To their credit, and in an increasingly testy confrontation, Town valiantly attempted to gain a foothold in midfield and had spells of possession which suggested hopes were not entirely forlorn. However, a single attempt by Chalobah which almost sneaked through the legs of Leeds’ young keeper was the sum result of Town’s period of parity and the hosts were able to overcome the absence of Phillips, the fulcrum of their midfield, with an exceptionally solid back four who easily snuffed out the visitors’ intent.
Towards the end of a quite entertaining first half, Leeds should have doubled their lead as they established a grip on the game they were never to relinquish.
Ayling, a massive beneficiary of Bielsa and a far better player than the one Town faced in our own promotion year, repaid his debt to Harrison with an excellent cross which was met perfectly by the Manchester City loanee on the volley but his strike curled just side of the far post. Bamford also had a decent chance which he screwed wide.

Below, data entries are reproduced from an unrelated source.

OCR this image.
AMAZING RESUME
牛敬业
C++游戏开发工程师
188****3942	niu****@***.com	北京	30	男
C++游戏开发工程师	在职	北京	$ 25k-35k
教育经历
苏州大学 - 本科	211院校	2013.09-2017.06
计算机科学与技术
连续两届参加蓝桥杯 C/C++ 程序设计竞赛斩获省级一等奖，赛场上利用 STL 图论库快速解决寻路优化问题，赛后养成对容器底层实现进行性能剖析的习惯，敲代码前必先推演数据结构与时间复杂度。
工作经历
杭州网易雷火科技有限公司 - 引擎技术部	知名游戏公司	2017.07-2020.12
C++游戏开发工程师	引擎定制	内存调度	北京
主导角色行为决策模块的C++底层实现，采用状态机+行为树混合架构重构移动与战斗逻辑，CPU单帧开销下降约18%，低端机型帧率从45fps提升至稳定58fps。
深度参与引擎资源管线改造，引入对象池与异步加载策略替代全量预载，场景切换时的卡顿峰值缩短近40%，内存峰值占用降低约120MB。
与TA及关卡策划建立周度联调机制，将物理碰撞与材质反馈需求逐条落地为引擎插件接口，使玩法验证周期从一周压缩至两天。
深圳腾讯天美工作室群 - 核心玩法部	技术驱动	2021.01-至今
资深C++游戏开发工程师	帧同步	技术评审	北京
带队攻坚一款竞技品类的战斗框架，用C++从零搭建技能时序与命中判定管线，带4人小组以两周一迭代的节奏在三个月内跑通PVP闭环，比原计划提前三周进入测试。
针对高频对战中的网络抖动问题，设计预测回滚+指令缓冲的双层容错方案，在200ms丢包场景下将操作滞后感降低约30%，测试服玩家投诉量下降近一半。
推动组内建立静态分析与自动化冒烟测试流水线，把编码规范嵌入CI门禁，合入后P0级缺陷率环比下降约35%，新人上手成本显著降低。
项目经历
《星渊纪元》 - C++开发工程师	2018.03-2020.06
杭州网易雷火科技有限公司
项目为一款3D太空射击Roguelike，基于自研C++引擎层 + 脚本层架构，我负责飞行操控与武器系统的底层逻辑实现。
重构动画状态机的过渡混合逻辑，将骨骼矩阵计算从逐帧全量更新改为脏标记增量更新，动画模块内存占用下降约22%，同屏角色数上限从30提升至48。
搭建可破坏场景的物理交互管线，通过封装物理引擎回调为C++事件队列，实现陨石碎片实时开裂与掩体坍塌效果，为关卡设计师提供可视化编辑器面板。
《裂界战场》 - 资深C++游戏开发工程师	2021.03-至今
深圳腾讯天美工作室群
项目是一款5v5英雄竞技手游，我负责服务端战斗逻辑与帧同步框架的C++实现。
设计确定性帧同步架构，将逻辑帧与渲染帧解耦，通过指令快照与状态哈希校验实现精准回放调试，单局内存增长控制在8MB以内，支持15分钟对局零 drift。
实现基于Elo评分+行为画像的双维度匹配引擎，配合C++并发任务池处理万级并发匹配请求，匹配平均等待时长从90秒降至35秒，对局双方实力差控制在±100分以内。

Town managed to hold on until half time, but the turning of the screw seemed ominous, despite a reasonable effort against a considerably more coherent unit.
Sadly, the second half confirmed the foreboding. With a natural ability to squeeze space without the ball and expand it in possession, the confidence of the home side in the inevitability of a win underpinned an impressive display which left Town grasping for air on too many occasions.
O’Brien and Chalobah could not be faulted for effort in the middle, but with Smith-Rowe’s talents almost entirely blunted by the relentless pressure applied by combinations of home players, a back four under immense pressure for much of the half and the sheer range of attacking variation, the visitors barely had chance to venture forward.
Just over 5 minutes in, Leeds doubled their lead. Bamford, a constant menace to Town’s over worked central defenders, drew a desperate foul by Schindler with Hernandez delivering the subsequent free kick on to the head of Ben White. Lössl, who came to Town’s aid several times, saved the attempt but could only push the ball out to Bamford for a chance even he couldn’t spurn.
2 down, in the face of a hugely confident team and a raucous, jubilant crowd, Town rarely suggested that a comeback was possible. A Smith-Rowe effort which was more collected than saved, shortly before his frustrating afternoon ended in substitution and a decent but easily saved effort by O’Brien was all the visitors could muster. A late penalty appeal, inexplicably turned down, could have potentially added an undeserved gloss to a disappointing afternoon, but there were few consolations to be taken from a comprehensive defeat.
That the gulf between the sides was not really reflected in the final score was down to some dogged defending under seige and Leeds’ familiar Achilles Heel. Their pulsating attacking play tended to suffer from hesitant finishing at times but there were more than enough near misses – a superb run and shot from Harrison which hit the post was a particular highlight – to suggest that their potency is never far away which will see them through, avoiding a repeat of last year’s implosion.
For Town, the game always felt like an unwelcome distraction before far more important games. It was even possible to admire, perhaps through clenched teeth, some excellent football by arch rivals knowing that the improbability of gaining points rendered the contest, if not meaningless, less than vital.